His family said that although his behaviour had changed dramatically in the year since he was excluded from school, he had never disappeared before.

They reported him missing to police and appealed on social media for information on his whereabouts, with a cousin posting regularly.

Media in Australia and the family’s native Nigeria picked up the story after noticing what appeared to be an “alarming” number of teenage boys missing from the borough in north London.

Then, last Monday, a shopkeeper in Boston, Lincolnshire, sent a private message to the cousin saying that he had just spotted the boy.

He was holed up in a block of flats being forced to sell drugs in a case of “modern slavery”.

The teenager’s family believe that, like hundreds of other vulnerable children, he had been forced into “county lines” dealing, a distribution network in which urban gangs run drugs to country towns. The cousin passed the information to police and about 24 hours later, on Tuesday afternoon, the boy was brought home.

His mother told the Standard: “I just held him, I couldn’t speak. I always believed I would see him again. It was a big test of my faith. We will have a Christmas together, a nice quiet Christmas.”

She revealed that during her online search for her son she was targeted by trolls. “People were messaging me saying, ‘Your son is dead. Why are you looking for him? You know he’s in a river somewhere.’” Talking of her ordeal, the mother said: “You can’t sleep, you are in this physical pain that you can’t ever imagine leaving your body until you see them again.”

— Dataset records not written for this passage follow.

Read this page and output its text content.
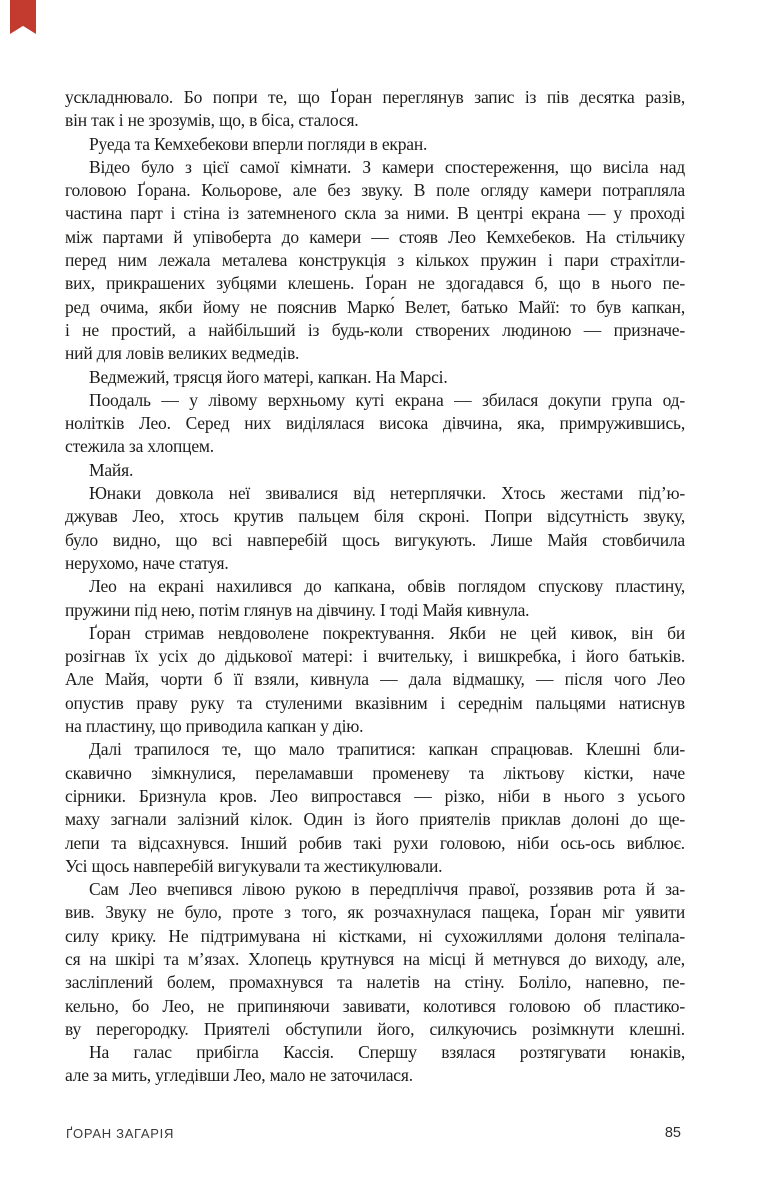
ускладнювало. Бо попри те, що Ґоран переглянув запис із пів десятка разів,
він так і не зрозумів, що, в біса, сталося.
Руеда та Кемхебекови вперли погляди в екран.
Відео було з цієї самої кімнати. З камери спостереження, що висіла над
головою Ґорана. Кольорове, але без звуку. В поле огляду камери потрапляла
частина парт і стіна із затемненого скла за ними. В центрі екрана — у проході
між партами й упівоберта до камери — стояв Лео Кемхебеков. На стільчику
перед ним лежала металева конструкція з кількох пружин і пари страхітли-
вих, прикрашених зубцями клешень. Ґоран не здогадався б, що в нього пе-
ред очима, якби йому не пояснив Марко́ Велет, батько Майї: то був капкан,
і не простий, а найбільший із будь-коли створених людиною — призначе-
ний для ловів великих ведмедів.
Ведмежий, трясця його матері, капкан. На Марсі.
Поодаль — у лівому верхньому куті екрана — збилася докупи група од-
нолітків Лео. Серед них виділялася висока дівчина, яка, примружившись,
стежила за хлопцем.
Майя.
Юнаки довкола неї звивалися від нетерплячки. Хтось жестами під’ю-
джував Лео, хтось крутив пальцем біля скроні. Попри відсутність звуку,
було видно, що всі навперебій щось вигукують. Лише Майя стовбичила
нерухомо, наче статуя.
Лео на екрані нахилився до капкана, обвів поглядом спускову пластину,
пружини під нею, потім глянув на дівчину. І тоді Майя кивнула.
Ґоран стримав невдоволене покректування. Якби не цей кивок, він би
розігнав їх усіх до дідькової матері: і вчительку, і вишкребка, і його батьків.
Але Майя, чорти б її взяли, кивнула — дала відмашку, — після чого Лео
опустив праву руку та стуленими вказівним і середнім пальцями натиснув
на пластину, що приводила капкан у дію.
Далі трапилося те, що мало трапитися: капкан спрацював. Клешні бли-
скавично зімкнулися, переламавши променеву та ліктьову кістки, наче
сірники. Бризнула кров. Лео випростався — різко, ніби в нього з усього
маху загнали залізний кілок. Один із його приятелів приклав долоні до ще-
лепи та відсахнувся. Інший робив такі рухи головою, ніби ось-ось виблює.
Усі щось навперебій вигукували та жестикулювали.
Сам Лео вчепився лівою рукою в передпліччя правої, роззявив рота й за-
вив. Звуку не було, проте з того, як розчахнулася пащека, Ґоран міг уявити
силу крику. Не підтримувана ні кістками, ні сухожиллями долоня теліпала-
ся на шкірі та м’язах. Хлопець крутнувся на місці й метнувся до виходу, але,
засліплений болем, промахнувся та налетів на стіну. Боліло, напевно, пе-
кельно, бо Лео, не припиняючи завивати, колотився головою об пластико-
ву перегородку. Приятелі обступили його, силкуючись розімкнути клешні.
На галас прибігла Кассія. Спершу взялася розтягувати юнаків,
але за мить, угледівши Лео, мало не заточилася.
ҐОРАН ЗАГАРІЯ	85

The boy’s cousin said the 14-year-old had gone to a school with other children with behavioural problems who he claimed had lured him into trouble. He said police had more cases than they could handle. “Something needs to be done at grassroots level. Many of these drug dealers are actually not users, fast money is their motivation.”

A Met spokesman said that “county lines” drug dealing was presenting a national challenge to police.